Filming concluded a few weeks before Comic-Con in July 2007.

==Release==
Whiteout released in theaters on September 11, 2009, and closed December 17, 2009. The film was released on DVD and Blu-ray on January 19, 2010.

==Reception==
===Box office===
Whiteout was a box-office bomb, grossing $6,422,590 in its first week. Its ticket sales declined sharply in the first month, dropping by 53.6% into week 2 ($2,980,964), 80.1% into week 3 ($592,644), and 82.6% into week 4 ($103,015). In total, it grossed $10,275,638 domestically and $7,565,229 internationally – a return of $17,840,867 from a budget of $35 million.

===Critical response===
Whiteout was panned by critics. Metacritic, which uses a weighted average, assigned the a score of 28 out of 100, based on 19 critics, indicating "generally unfavorable" reviews. Audiences polled by CinemaScore gave the film an average grade of "C−" on an A+ to F scale.
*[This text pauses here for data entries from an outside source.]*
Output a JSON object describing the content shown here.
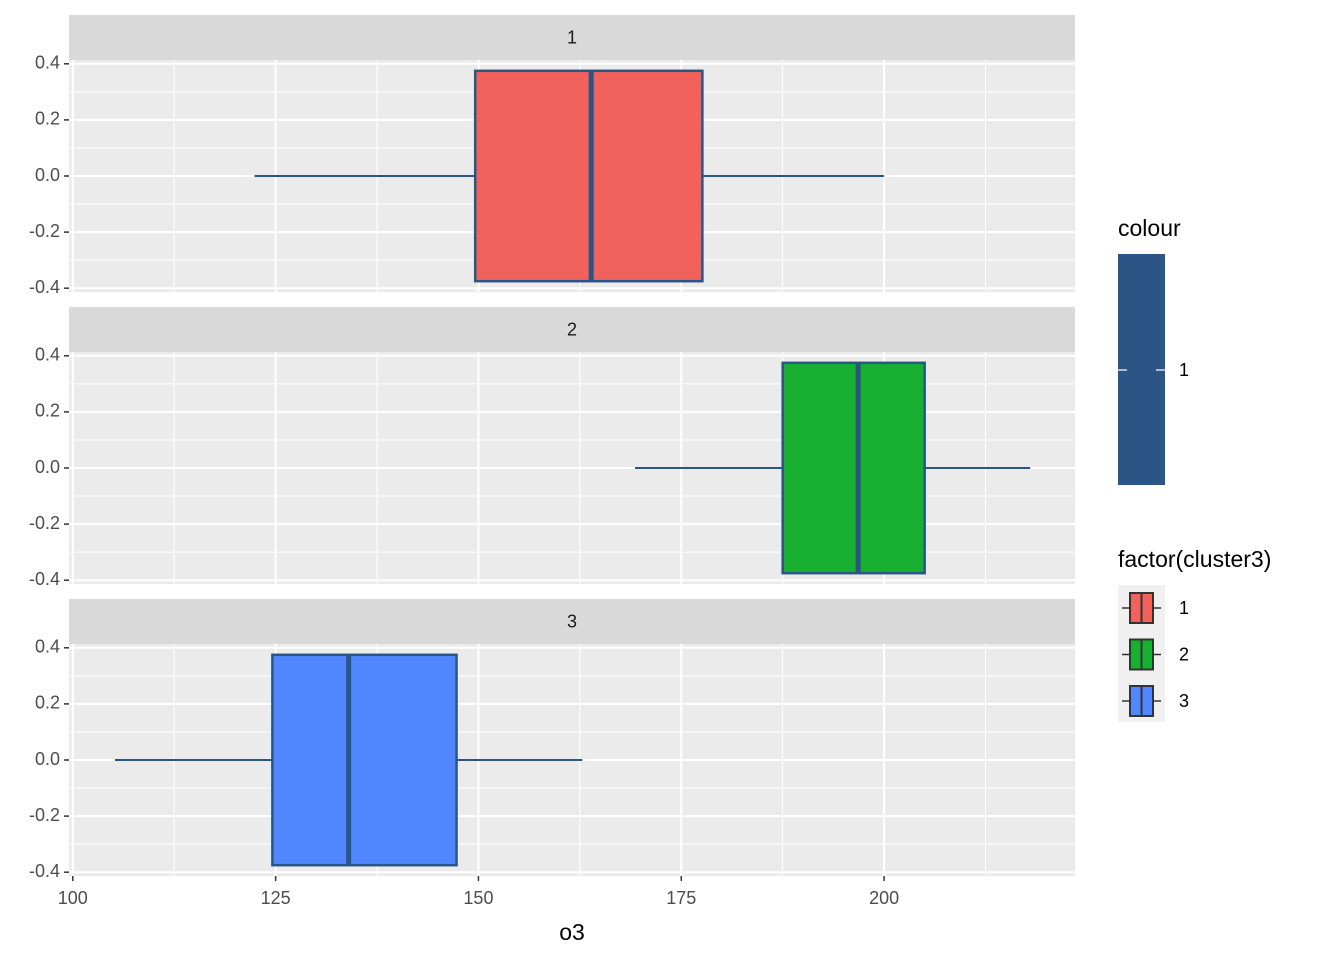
{
  "chart_data": {
    "type": "boxplot",
    "facet_variable": "factor(cluster3)",
    "facets": [
      "1",
      "2",
      "3"
    ],
    "xlabel": "o3",
    "ylabel": "",
    "xlim": [
      100,
      223.5
    ],
    "ylim": [
      -0.4,
      0.4
    ],
    "x_ticks": [
      100,
      125,
      150,
      175,
      200
    ],
    "y_ticks": [
      0.4,
      0.2,
      0.0,
      -0.2,
      -0.4
    ],
    "y_tick_labels": [
      "0.4",
      "0.2",
      "0.0",
      "-0.2",
      "-0.4"
    ],
    "grid": true,
    "box_half_height": 0.375,
    "outline_color": "#2a5585",
    "boxes": [
      {
        "facet": "1",
        "fill": "#f2625c",
        "min": 122.4,
        "q1": 149.6,
        "median": 163.9,
        "q3": 177.6,
        "max": 200.0
      },
      {
        "facet": "2",
        "fill": "#17b030",
        "min": 169.3,
        "q1": 187.5,
        "median": 196.8,
        "q3": 205.0,
        "max": 218.0
      },
      {
        "facet": "3",
        "fill": "#5086fe",
        "min": 105.2,
        "q1": 124.6,
        "median": 134.0,
        "q3": 147.3,
        "max": 162.8
      }
    ],
    "legend": {
      "placement": "right",
      "colour_title": "colour",
      "colour_label": "1",
      "fill_title": "factor(cluster3)",
      "fill_items": [
        {
          "label": "1",
          "color": "#f2625c"
        },
        {
          "label": "2",
          "color": "#17b030"
        },
        {
          "label": "3",
          "color": "#5086fe"
        }
      ]
    }
  }
}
Richard Roeper of the Chicago Sun Times gave the film two stars out of four, calling it a "formulaic thriller that is ultimately no less predictable or interesting simply because it is set in the coldest and most isolated place on Earth." Jeremy Kay of The Guardian also gave it two stars out of four, writing, "Despite Beckinsale's impeccable features appearing to be rendered in porcelain, her performance is far from lifeless... she does the best with the material. It's just a shame the same can't be said for the film-makers." The New York Posts Kyle Smith wrote, "Wrapping things up with a 'big reveal' that's as bland as a snow sandwich, the bad guy turns out to have the most boring possible motivation and is too drained to even invoke his fundamental villain's right to be chased around for a while. I know just how you feel, buddy."
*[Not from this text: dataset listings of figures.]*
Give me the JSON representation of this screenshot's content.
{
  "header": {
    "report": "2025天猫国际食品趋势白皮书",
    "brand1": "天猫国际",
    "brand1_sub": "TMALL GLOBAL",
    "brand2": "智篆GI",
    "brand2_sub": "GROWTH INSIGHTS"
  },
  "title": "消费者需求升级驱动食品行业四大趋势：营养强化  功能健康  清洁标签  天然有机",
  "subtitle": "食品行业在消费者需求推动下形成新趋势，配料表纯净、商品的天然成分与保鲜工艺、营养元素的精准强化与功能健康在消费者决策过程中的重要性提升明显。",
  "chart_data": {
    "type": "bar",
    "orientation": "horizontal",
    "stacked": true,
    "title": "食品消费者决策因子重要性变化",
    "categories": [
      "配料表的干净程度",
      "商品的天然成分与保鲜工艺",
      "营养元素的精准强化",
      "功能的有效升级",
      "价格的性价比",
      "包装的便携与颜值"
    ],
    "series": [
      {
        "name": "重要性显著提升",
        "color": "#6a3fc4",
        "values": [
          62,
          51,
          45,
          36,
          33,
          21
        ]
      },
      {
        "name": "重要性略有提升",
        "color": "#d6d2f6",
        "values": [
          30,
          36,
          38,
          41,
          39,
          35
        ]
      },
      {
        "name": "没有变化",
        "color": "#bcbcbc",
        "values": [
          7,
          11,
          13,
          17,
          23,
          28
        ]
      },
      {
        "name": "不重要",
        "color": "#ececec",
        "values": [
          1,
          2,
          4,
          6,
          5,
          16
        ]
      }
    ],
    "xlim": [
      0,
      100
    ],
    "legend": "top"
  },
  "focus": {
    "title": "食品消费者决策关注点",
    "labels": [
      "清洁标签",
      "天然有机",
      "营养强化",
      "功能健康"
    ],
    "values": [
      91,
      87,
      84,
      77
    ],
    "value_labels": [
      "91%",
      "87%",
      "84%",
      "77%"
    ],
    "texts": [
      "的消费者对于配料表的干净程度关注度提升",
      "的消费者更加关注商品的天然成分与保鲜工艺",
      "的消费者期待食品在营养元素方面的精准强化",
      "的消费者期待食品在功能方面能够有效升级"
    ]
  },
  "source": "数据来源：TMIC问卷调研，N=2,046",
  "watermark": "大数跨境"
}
The author of the graphic novel, Greg Rucka, applauded the film adaptation of his source material, but upon seeing the finished film felt differently, saying that "Comic Carrie and One Act Play Carrie would shake Movie Carrie down behind the bleachers, laugh her out of the You Share Our Name Club, and send her limping and mewling home to mother. And they wouldn't feel a moment's regret about doing it, either."

AOL.com's Moviefone staff rated it as the eighth worst movie of 2009.